Il sacrificio che diventa tassa o «entrata» rientra in una progressiva perdita del senso del sacro e si presenta in altre forme: la parola assume insieme un suono stridente e pomposo. Nella retorica populista, di fronte al fatto che le promesse non si possono mantenere (non ci sono soldi), il sacrificio si ammanta di idealismo e di eroismo: «I sacrifici li devono fare tutti, non mi sembra una bestemmia» (sempre il ministro).
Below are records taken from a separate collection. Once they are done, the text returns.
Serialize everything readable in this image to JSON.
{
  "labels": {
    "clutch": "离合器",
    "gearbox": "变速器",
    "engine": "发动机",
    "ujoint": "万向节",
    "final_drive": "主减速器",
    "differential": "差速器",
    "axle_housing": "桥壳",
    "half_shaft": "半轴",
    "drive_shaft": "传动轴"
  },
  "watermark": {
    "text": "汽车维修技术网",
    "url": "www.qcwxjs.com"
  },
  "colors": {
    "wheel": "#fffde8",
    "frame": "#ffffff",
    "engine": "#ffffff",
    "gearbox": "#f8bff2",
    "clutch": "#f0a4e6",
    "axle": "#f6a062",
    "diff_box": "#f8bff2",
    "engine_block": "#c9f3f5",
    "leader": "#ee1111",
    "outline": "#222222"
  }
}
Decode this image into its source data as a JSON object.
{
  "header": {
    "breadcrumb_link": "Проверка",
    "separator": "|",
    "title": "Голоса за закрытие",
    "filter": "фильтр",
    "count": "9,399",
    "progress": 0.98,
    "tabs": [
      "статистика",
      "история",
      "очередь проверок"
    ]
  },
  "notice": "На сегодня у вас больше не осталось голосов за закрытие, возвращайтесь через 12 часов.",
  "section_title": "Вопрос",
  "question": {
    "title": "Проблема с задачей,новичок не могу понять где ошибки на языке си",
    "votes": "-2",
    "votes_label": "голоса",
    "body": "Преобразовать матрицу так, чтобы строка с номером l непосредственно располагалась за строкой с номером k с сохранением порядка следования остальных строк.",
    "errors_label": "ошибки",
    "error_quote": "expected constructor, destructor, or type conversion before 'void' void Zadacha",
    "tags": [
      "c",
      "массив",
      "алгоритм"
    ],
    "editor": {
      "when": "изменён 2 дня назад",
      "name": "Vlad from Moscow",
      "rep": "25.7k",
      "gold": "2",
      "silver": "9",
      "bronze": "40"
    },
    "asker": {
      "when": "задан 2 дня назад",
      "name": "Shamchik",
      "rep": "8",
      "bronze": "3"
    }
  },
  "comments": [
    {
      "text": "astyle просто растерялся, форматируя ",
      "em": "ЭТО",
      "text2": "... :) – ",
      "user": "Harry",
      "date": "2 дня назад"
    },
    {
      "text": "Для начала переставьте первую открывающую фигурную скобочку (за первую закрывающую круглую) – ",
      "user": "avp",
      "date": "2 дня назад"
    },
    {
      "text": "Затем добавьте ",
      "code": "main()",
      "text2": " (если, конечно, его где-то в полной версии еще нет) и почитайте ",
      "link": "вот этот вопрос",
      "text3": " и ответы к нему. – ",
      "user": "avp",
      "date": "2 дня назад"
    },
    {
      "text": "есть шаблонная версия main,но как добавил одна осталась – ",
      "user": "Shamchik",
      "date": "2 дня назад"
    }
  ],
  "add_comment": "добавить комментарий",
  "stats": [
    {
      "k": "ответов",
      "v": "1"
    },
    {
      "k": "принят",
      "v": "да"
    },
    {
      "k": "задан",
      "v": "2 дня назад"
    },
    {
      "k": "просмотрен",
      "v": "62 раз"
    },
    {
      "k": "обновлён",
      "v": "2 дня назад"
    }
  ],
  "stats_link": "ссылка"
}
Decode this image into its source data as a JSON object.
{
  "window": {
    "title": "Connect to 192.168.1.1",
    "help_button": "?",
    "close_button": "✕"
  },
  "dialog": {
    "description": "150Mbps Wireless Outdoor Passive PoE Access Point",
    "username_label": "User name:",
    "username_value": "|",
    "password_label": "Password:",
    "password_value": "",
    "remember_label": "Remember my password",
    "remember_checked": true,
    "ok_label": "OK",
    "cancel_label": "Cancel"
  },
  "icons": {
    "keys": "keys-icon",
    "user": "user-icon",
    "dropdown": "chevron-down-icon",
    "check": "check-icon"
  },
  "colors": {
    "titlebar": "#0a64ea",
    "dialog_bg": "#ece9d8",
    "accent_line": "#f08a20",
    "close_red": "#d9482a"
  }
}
Nella retorica comune, invece, i sacrifici li devono fare gli altri.
Chi paga regolarmente le tasse si sente un po’ «l’agnello che toglie i peccati dal mondo»: il suo contributo ha una funzione salvifica, affranca l’evasore, le case fantasma, i clandestini del fisco e permette gli ultimi scampoli di welfare.
Per questo il sacrificio sanguina ancora.